As an aspect of human rights, persons in detention have the protection of a range of international instruments and standards which are binding on governments to the extent that the norms set out in them explicate the broader standards contained in human rights treaties.

The underlying assumption of the concept of prisoners’ rights as upheld by a number of international declarations and national constitutions is that people who are detained or imprisoned do not cease to be human beings, no matter how serious the associated crime.
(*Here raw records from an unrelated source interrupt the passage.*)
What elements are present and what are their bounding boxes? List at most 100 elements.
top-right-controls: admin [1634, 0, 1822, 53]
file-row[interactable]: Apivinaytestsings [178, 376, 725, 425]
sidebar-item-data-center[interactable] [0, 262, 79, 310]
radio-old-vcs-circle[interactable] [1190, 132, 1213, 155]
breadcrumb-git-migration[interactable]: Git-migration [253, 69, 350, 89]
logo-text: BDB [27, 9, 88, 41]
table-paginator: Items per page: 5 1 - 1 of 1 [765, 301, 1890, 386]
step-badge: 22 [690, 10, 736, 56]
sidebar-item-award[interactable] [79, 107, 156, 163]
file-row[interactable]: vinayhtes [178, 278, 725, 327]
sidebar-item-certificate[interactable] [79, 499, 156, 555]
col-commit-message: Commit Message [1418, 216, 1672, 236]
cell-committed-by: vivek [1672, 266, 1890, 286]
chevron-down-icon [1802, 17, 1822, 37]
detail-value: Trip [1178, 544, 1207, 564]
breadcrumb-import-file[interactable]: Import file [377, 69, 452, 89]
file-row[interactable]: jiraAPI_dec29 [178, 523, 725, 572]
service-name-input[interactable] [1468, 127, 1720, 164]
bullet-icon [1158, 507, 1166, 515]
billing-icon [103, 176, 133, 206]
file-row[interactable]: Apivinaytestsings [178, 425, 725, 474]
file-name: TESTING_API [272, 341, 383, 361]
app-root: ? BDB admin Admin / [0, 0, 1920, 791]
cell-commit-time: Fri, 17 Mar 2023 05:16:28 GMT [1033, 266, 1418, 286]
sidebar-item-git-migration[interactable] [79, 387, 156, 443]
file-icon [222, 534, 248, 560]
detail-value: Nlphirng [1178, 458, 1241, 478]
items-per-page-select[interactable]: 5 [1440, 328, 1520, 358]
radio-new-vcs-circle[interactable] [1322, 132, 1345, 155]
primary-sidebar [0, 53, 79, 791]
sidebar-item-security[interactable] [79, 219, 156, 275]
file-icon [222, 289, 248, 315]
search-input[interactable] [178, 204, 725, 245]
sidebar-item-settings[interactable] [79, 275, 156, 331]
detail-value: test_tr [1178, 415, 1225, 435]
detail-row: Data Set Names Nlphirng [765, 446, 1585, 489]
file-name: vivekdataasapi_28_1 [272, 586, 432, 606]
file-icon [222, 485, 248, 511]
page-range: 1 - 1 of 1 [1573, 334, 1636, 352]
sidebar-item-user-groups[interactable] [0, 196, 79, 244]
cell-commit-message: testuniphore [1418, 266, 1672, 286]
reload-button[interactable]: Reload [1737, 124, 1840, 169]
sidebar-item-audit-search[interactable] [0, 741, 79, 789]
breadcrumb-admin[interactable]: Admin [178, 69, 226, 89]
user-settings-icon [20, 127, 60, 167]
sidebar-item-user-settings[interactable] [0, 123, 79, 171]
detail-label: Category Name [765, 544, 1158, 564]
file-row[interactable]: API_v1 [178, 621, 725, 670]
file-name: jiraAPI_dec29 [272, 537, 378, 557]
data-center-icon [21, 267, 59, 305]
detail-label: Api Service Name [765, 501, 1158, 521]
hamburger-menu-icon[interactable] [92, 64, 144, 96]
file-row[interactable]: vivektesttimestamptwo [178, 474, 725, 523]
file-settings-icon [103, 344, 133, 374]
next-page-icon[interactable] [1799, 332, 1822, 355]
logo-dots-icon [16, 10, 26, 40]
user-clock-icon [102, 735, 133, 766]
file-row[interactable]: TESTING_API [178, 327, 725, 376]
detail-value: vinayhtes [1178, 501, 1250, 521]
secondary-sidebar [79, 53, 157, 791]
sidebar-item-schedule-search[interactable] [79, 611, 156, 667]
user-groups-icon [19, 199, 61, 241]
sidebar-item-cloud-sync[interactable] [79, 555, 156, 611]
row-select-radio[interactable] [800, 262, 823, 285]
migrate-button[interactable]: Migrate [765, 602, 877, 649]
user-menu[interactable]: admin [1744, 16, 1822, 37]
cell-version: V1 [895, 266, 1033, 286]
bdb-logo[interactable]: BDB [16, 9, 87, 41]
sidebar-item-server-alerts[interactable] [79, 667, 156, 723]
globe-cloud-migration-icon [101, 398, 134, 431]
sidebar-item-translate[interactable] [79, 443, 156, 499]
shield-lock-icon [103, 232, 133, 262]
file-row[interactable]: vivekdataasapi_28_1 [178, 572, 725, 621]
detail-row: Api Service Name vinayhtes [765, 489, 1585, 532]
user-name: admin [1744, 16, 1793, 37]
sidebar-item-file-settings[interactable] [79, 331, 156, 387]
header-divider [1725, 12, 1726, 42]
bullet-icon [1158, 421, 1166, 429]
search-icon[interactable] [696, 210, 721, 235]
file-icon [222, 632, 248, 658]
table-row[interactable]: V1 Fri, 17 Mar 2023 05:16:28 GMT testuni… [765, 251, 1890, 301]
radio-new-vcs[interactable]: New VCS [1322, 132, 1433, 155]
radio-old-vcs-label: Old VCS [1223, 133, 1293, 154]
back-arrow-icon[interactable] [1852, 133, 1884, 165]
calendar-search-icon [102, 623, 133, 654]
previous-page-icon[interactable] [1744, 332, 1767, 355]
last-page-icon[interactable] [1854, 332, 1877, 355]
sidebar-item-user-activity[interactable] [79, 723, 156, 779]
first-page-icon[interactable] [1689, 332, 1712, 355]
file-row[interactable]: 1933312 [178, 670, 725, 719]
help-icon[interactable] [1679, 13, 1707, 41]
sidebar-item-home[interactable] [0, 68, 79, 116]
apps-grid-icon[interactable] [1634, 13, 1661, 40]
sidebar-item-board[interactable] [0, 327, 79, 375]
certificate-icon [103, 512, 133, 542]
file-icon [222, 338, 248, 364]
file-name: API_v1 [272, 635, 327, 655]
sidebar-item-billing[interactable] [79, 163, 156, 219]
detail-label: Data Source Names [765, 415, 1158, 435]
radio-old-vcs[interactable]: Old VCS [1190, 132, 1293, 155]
  • The UN Standard Minimum Rules for the Treatment of Prisoners approved by the United Nations in 1957, inspired the Standard Guidelines for Corrections in Australia, which sets standards for the conduct of prisons in Australia.
  • Most relevantly the International Covenant on Civil and Political Rights and the Convention Against Torture give wide protection to prisoners rights, and require prohibition of acts of torture and other acts of cruel, inhuman or degrading treatment or punishment committed by or at the instigation of or with the consent or acquiescence of a public official or other person acting in an official capacity.

All these instruments clearly reaffirm the tenet that prisoners retain their fundamental human rights. The UN Human Rights Committee has explained that states have “a positive obligation toward persons who are particularly vulnerable because of their status as persons deprived of liberty.” Significantly, the UN Human Rights Committee has also stressed that the obligation to treat persons deprived of their liberty with dignity and humanity is a fundamental and universally applicable rule, not dependent on the material resources available to the state party. Australian courts have recognised that where possible our laws should be interpreted and developed consistently with our international obligations. The international standards and the binding treaties have set up benchmarks for prison conditions. That is, they should also be used as political tools, and should apply to law reform, policy making and effective implementation.


CJC emphasises the importance of engaging a range of perspectives in the development of justice/prisoner/detention policies and programs. The participation of affected communities, families, prisoners and ex-prisoners as well as those involved in service delivery is critical.